Federal officials say there is evidence a man hospitalized in Las Vegas last February for exposure to the bio-toxin ricin had been manufacturing the highly lethal substance out of storage units in West Jordan.

After being hospitalized and critically ill for ricin exposure for several months, federal officials say Roger Von Bergendorff, 57, has made a recovery. Von Bergendorff was arrested Wednesday following his release from a Las Vegas hospital.

He has been charged with possession of biological toxin — ricin, possession of unregistered firearms and possession of firearms not identified by serial number.

Speaking from a wheelchair, Bergendorff told a federal judge in his initial court appearance in Las Vegas Wednesday that it was "not in my blood" to use the deadly poison. His lawyer cut him off before he could explain.

The charges carry a possible penalty of 30 years in federal prison and a $750,000 fine. The judge ordered that Bergendorff, 57, remain in custody until a preliminary hearing May 2.

According to the charging documents, Von Bergendorff was residing at an Extended Stay America Hotel in Las Vegas when on Feb. 14 he called emergency personnel complaining he was having trouble breathing. By the time he reached the hospital he was critically ill and placed on life support.

A search of his room revealed several weapons and a copy of the "Anarchist's Cookbook," which contains instructions and recipes for poisonous and dangerous items, among them instructions on how to make ricin.

Ricin's key ingredient is mash from castor beans. Its toxic properties kill body cells on contact. Las Vegas detectives also discovered ricin, castor beans, syringes and beakers.

The case led authorities to several storage units in West Jordan. According to charging documents, Utah FBI agents found more castor beans, various chemicals used in the production of ricin, a respirator, filters, painter's mask, lab glassware, syringes and a notebook on ricin production. Agents described the preparation as "crude."

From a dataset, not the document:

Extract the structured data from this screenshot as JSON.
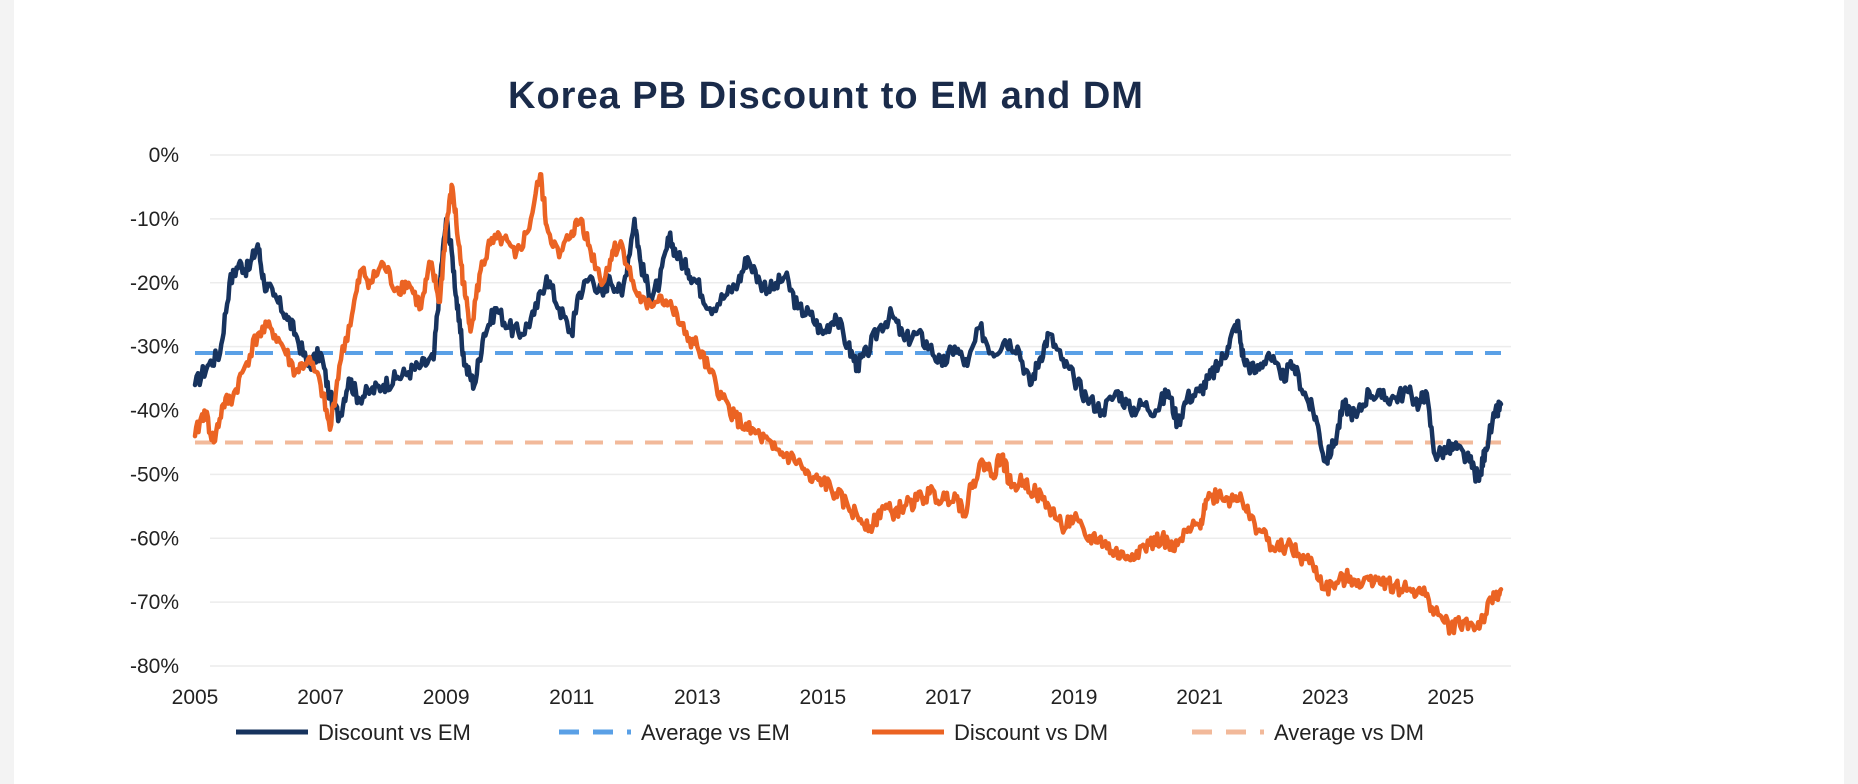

Cancer research is the only legal use for ricin, which has no antidote and can be lethal in amounts the size of the head of a pin. Authorities do not allege Bergendorff's possession of ricin had anything to do with terrorism, according to court documents.

During interviews with agents, Von Bergendorff said he had experimented with an injection device disguised as a pen and described it as "sick stuff." He also told agents that he had first made ricin when he lived in San Diego in the late 1990s but that he was experimenting and never intended to use it.

Von Bergendorff said he prided himself as being an inventor of dangerous things and told agents he had also made firearms silencers and dabbled in counterfeiting.

In a January 2007 last will and testament, Von Bergendorff left instructions for family members to take things out of the Utah storage units. "Tom, or whoever is closest to my storage unit; should go immediately and remove all of the valuables ... otherwise the IRS or other entity might get them."

Earlier this month, Von Bergendorff's cousin, 54-year-old Thomas Tholen of Riverton, was indicted by a federal grand jury here in Utah on charges that he lied to investigators to cover up the crime.

Federal officials claim when Tholen cleaned out Von Bergendorff's room in Las Vegas, he discovered vials of ricin and took them to the motel office. Six people had to be decontaminated when it was learned it was a deadly toxin. Tholen's family was also decontaminated when they arrived at their home in Riverton. Von Bergendorff had lived with his cousin for a time.

Tholen is scheduled to appear in federal court in Salt Lake City on April 29.